There’s no date on the photo or souvenir folder, and no photographer or studio information on the back of the photo. The folder, however, is a dead ringer for a photo dated circa 1945 on this Chinatown Flickr site. So far, I’ve only been able to find a single, small photo of the exterior of the club from that period:
From what I’ve been able to tell, Andy Wong’s club (“Chinatown’s Smartest Supper Club Featuring Andy Wong’s All-Star Chinese Revue”) was the first Chinese American nightclub in San Francisco’s Chinatown proper, and it was one of the first Chinese American nightclubs in all of San Francisco (see this article in Gastronomica, Trina Robbin’s book, or Andy Wong’s 2005 obituary).
My grandmother Harriet moved to the San Francisco Bay Area in 1941 (specifically, to Oakland) with her sister and brother-in-law, Mary and Howie Flaten, and my great-grandparents, Gert and Clyde Askew, moved from Wadena, MN, to Oakland, CA, shortly afterwards in that same year. I don’t yet know when Bonnie and her husband Lawrence “Monty” Montgomery moved out (please leave a comment below if you know), but their eldest son was born in Minneapolis, MN, in January, 1943, so I would guess it wasn’t until a year or two later. Thus, all three Askew women would have been local residents at the time (albeit across the San Francisco Bay in Oakland), and probably just came into San Francisco for the day. They may have been driven across on the fairly recently built Bay Bridge, but I don’t believe any of them knew how to drive a car at this point, so they probably came over on a ferry or on the Key Route train that ran on the lower deck of the Bay Bridge at the time. They would have then walked or taken a cable car or trolley car to Chinatown, just a few blocks north of downtown San Francisco.
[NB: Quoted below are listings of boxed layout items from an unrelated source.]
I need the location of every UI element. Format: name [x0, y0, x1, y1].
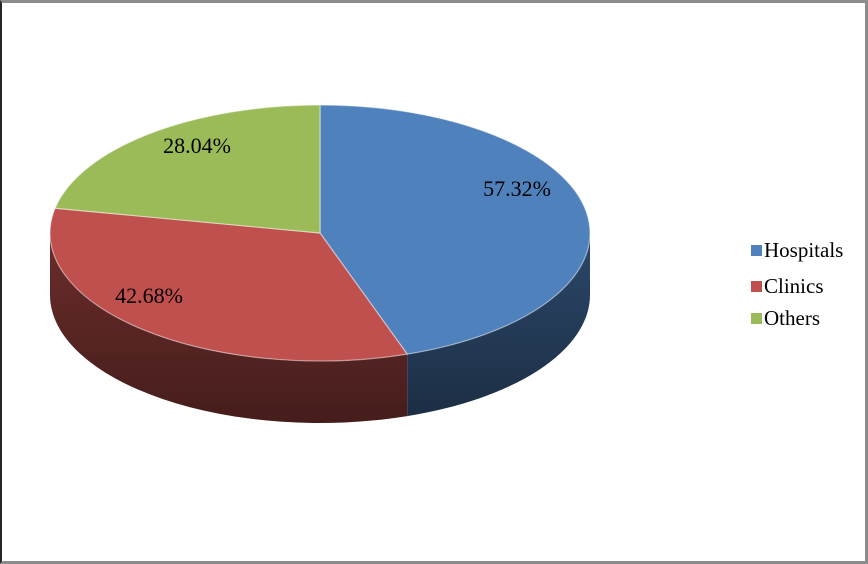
data-label-clinics: 42.68% [115, 283, 183, 308]
legend-item-hospitals: Hospitals [751, 239, 843, 261]
legend-item-clinics: Clinics [751, 275, 824, 297]
pie-chart: 57.32% 42.68% 28.04% [49, 104, 591, 423]
legend-swatch-clinics-icon [751, 280, 762, 292]
pie-slice-hospitals [319, 104, 591, 355]
pie-slice-clinics [49, 207, 408, 362]
legend-item-others: Others [751, 307, 820, 329]
pie-slice-others [54, 104, 321, 234]
legend: Hospitals Clinics Others [751, 3, 865, 561]
pie-side-hospitals [407, 233, 590, 417]
legend-swatch-others-icon [751, 312, 762, 324]
pie-side-clinics [50, 233, 408, 423]
legend-label-clinics: Clinics [764, 274, 824, 298]
legend-label-others: Others [764, 306, 820, 330]
data-label-hospitals: 57.32% [483, 176, 551, 201]
legend-label-hospitals: Hospitals [764, 238, 844, 262]
legend-swatch-hospitals-icon [751, 244, 762, 256]
data-label-others: 28.04% [163, 133, 231, 158]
Here are a couple of additional photos of San Francisco’s Chinatown in 1945:
I love the fine hats, do you think this was a girls’ night out or were there any fellas about?
Judging by the back where the corners of the photo are coming thru it looks like the original photo was larger? The photo doesn’t cover up all of the non-faded area.
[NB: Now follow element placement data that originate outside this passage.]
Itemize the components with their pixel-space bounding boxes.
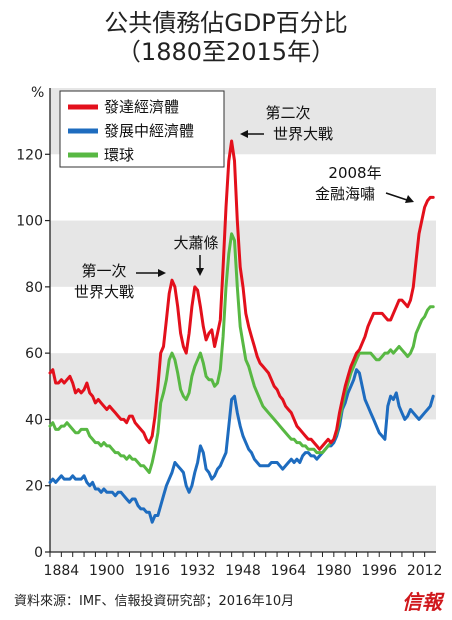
annotation-ww1-line1: 第一次 [81,262,126,280]
y-axis-ticks: 0 20 40 60 80 100 120 [16,147,50,561]
x-tick-label: 1900 [89,563,125,579]
brand-logo: 信報 [402,590,445,614]
y-axis-unit: % [31,85,44,101]
annotation-gfc-arrow [385,192,408,201]
legend: 發達經濟體 發展中經濟體 環球 [59,90,225,168]
legend-label-global: 環球 [104,146,134,164]
y-tick-label: 60 [25,346,43,362]
x-tick-label: 1948 [225,563,261,579]
x-tick-label: 1996 [361,563,397,579]
y-tick-label: 120 [16,147,43,163]
x-tick-label: 1932 [180,563,216,579]
grid-band [50,353,436,420]
source-note: 資料來源：IMF、信報投資研究部；2016年10月 [14,593,294,609]
grid-band [50,220,436,287]
annotation-ww2: 第二次 世界大戰 [240,104,333,143]
x-tick-label: 2012 [407,563,443,579]
y-tick-label: 80 [25,280,43,296]
legend-label-developed: 發達經濟體 [104,98,179,116]
annotation-ww2-line2: 世界大戰 [273,125,333,143]
annotation-gfc-arrowhead [405,195,414,203]
x-tick-label: 1980 [316,563,352,579]
legend-label-developing: 發展中經濟體 [104,122,194,140]
y-tick-label: 100 [16,214,43,230]
annotation-ww2-line1: 第二次 [265,104,310,122]
series-lines [48,139,435,524]
y-tick-label: 20 [25,479,43,495]
annotation-ww1-arrowhead [158,269,166,277]
y-tick-label: 0 [34,545,43,561]
annotation-ww2-arrowhead [240,130,248,138]
x-tick-label: 1916 [134,563,170,579]
grid-band [50,485,436,552]
x-axis-ticks: 1884 1900 1916 1932 1948 1964 1980 1996 2012 [44,552,443,579]
annotation-ww1: 第一次 世界大戰 [74,262,166,301]
series-line-developed [48,139,435,451]
y-tick-label: 40 [25,412,43,428]
chart-subtitle: （1880至2015年） [117,38,335,66]
annotation-ww1-line2: 世界大戰 [74,283,134,301]
annotation-depression-arrowhead [196,268,204,276]
series-line-developing [48,368,435,524]
annotation-gfc-line2: 金融海嘯 [315,185,375,203]
annotation-depression: 大蕭條 [173,234,219,276]
annotation-depression-text: 大蕭條 [173,234,218,252]
x-tick-label: 1884 [44,563,80,579]
series-line-global [48,232,435,474]
x-tick-label: 1964 [271,563,307,579]
chart-title: 公共債務佔GDP百分比 [104,9,348,37]
annotation-gfc: 2008年 金融海嘯 [315,164,414,203]
annotation-gfc-line1: 2008年 [328,164,381,182]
Good call. I wonder if this is a slightly reduced-size copy, or whether another photo lived in the folder for a good long time. Or this photo was trimmed down from its original size to fit into another frame at some point. That would help explain the non-standard dimensions of the photo.
My wife just pointed out the ring on Harriet’s finger. If that’s an engagement ring, it puts the photo a pre-June-1945. If it’s her wedding ring, then sometime after her June 12, 1945 wedding to Bill Prettyman.
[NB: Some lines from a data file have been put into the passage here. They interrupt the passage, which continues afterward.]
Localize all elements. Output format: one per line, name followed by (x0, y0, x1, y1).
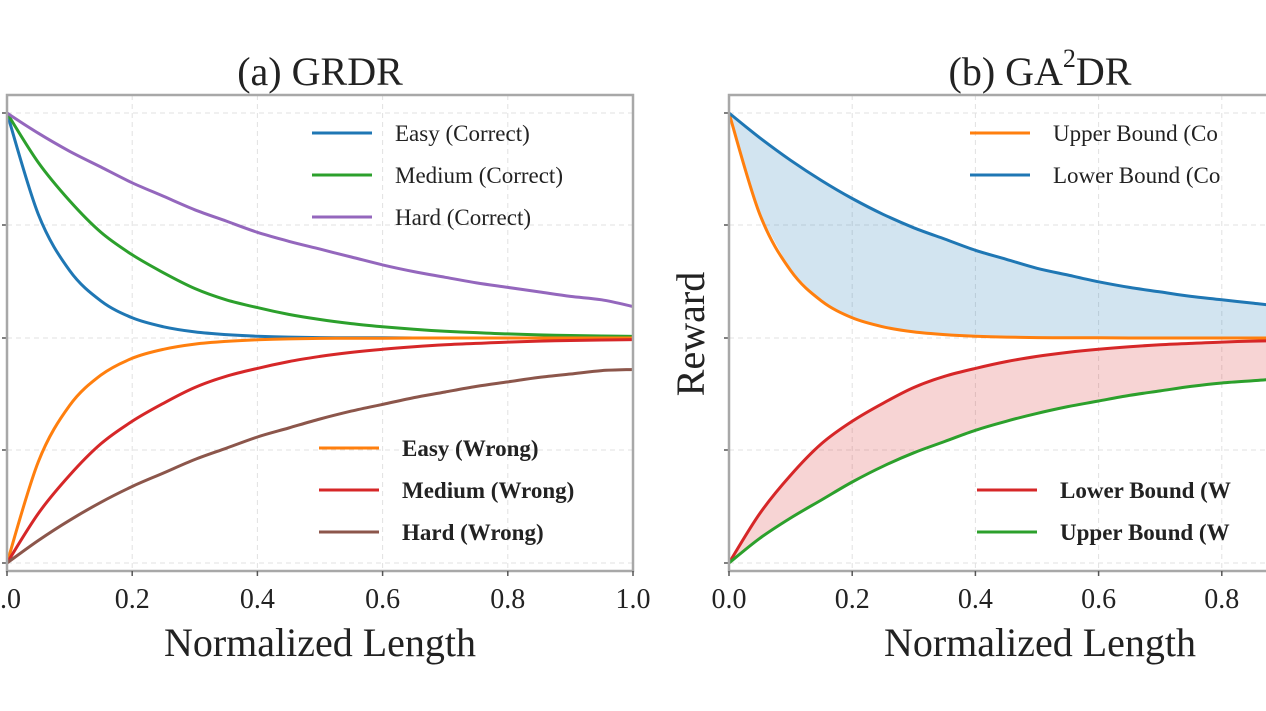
x-axis-label: Normalized Length (164, 620, 476, 665)
legend-item-hard-correct: Hard (Correct) (312, 205, 531, 230)
legend-wrong: Lower Bound (W Upper Bound (W (977, 478, 1231, 545)
legend-item-upper-bound-w: Upper Bound (W (977, 520, 1230, 545)
legend-item-lower-bound-w: Lower Bound (W (977, 478, 1231, 503)
legend-item-easy-wrong: Easy (Wrong) (319, 436, 539, 461)
chart-title-suffix: DR (1076, 49, 1132, 94)
chart-title-superscript: 2 (1063, 44, 1076, 73)
fill-region-lower-bound-w (729, 340, 1266, 563)
legend-item-hard-wrong: Hard (Wrong) (319, 520, 544, 545)
legend-label: Easy (Wrong) (402, 436, 539, 461)
legend-label: Easy (Correct) (395, 121, 530, 146)
legend-item-lower-bound-co: Lower Bound (Co (970, 163, 1220, 188)
x-tick-label: 0.6 (365, 584, 400, 615)
fill-regions (729, 113, 1266, 563)
x-axis-label: Normalized Length (884, 620, 1196, 665)
series-lines (7, 111, 633, 565)
legend-wrong: Easy (Wrong) Medium (Wrong) Hard (Wrong) (319, 436, 574, 545)
series-easy-wrong (7, 336, 633, 565)
x-tick-labels: .0 0.2 0.4 0.6 0.8 1.0 (0, 571, 651, 615)
x-tick-label: 0.8 (490, 584, 525, 615)
chart-title: (b) GA2DR (949, 44, 1132, 94)
x-tick-label: .0 (0, 584, 21, 615)
legend-label: Medium (Correct) (395, 163, 563, 188)
legend-label: Hard (Correct) (395, 205, 531, 230)
x-tick-label: 0.6 (1081, 584, 1116, 615)
legend-label: Upper Bound (W (1060, 520, 1230, 545)
x-tick-label: 0.4 (240, 584, 275, 615)
series-upper-bound-w (729, 378, 1266, 565)
legend-label: Hard (Wrong) (402, 520, 544, 545)
x-tick-label: 0.0 (712, 584, 747, 615)
legend-item-medium-correct: Medium (Correct) (312, 163, 563, 188)
x-tick-label: 0.4 (958, 584, 993, 615)
series-medium-correct (7, 111, 633, 338)
plot-frame (5, 93, 635, 573)
legend-item-easy-correct: Easy (Correct) (312, 121, 530, 146)
legend-label: Upper Bound (Co (1053, 121, 1218, 146)
series-hard-correct (7, 111, 633, 308)
panel-b: 0.0 0.2 0.4 0.6 0.8 (b) GA2DR Normalized Len… (668, 44, 1266, 665)
legend-label: Medium (Wrong) (402, 478, 574, 503)
x-tick-labels: 0.0 0.2 0.4 0.6 0.8 (712, 571, 1239, 615)
series-lower-bound-co (729, 111, 1266, 307)
series-hard-wrong (7, 368, 633, 565)
series-lower-bound-w (729, 339, 1266, 565)
legend-correct: Easy (Correct) Medium (Correct) Hard (Corr… (312, 121, 563, 230)
chart-title: (a) GRDR (237, 49, 403, 94)
legend-item-upper-bound-co: Upper Bound (Co (970, 121, 1218, 146)
y-axis-label: Reward (668, 272, 713, 396)
x-tick-label: 0.8 (1204, 584, 1239, 615)
legend-label: Lower Bound (Co (1053, 163, 1220, 188)
series-medium-wrong (7, 338, 633, 565)
legend-label: Lower Bound (W (1060, 478, 1231, 503)
series-upper-bound-co (729, 111, 1266, 340)
plot-frame (727, 93, 1266, 573)
series-lines (729, 111, 1266, 565)
fill-region-upper-bound-co (729, 113, 1266, 338)
chart-title-main: (b) GA (949, 49, 1064, 94)
legend-correct: Upper Bound (Co Lower Bound (Co (970, 121, 1220, 188)
panel-a: .0 0.2 0.4 0.6 0.8 1.0 (a) GRDR Normalized Le… (0, 49, 651, 665)
legend-item-medium-wrong: Medium (Wrong) (319, 478, 574, 503)
x-tick-label: 0.2 (115, 584, 150, 615)
x-tick-label: 1.0 (616, 584, 651, 615)
x-tick-label: 0.2 (835, 584, 870, 615)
Okay the ring on Mom’s finger is her high school ring. Mom and I came on the train with Boo and Bob when I was 2 yrs old. Dad and her had a argument and moved out later. But I know I was 2. So this was maybe just a visit? Or did she take her ring off?
This is a part of her history I don’t fully understand. I know she moved out in 1941 with Mary, and she and Bill got married in Oakland in 1945. Clearly they moved back to Minnesota, as you were born there in 1947. Was their moving back to Minnesota related somehow to Bill’s mother’s death in September, 1945?
And then when you and Harriet and Boo and Bob came [back] out in 1949, it sounds like Harriet and Bill separated and Bill stayed back in Minnesota until they reconciled. Were Boo and Bob coming out from California to support Harriet, or did Boo and Bob not move to the Bay Area until 1949? If the latter, where was Monty when you all came to California?
I do believe that the moving back was due to Dad’s mother’s accident. When the four of us came out it was a move out here with Boo and Bob. Monty came a little later I believe. He was selling a house etc.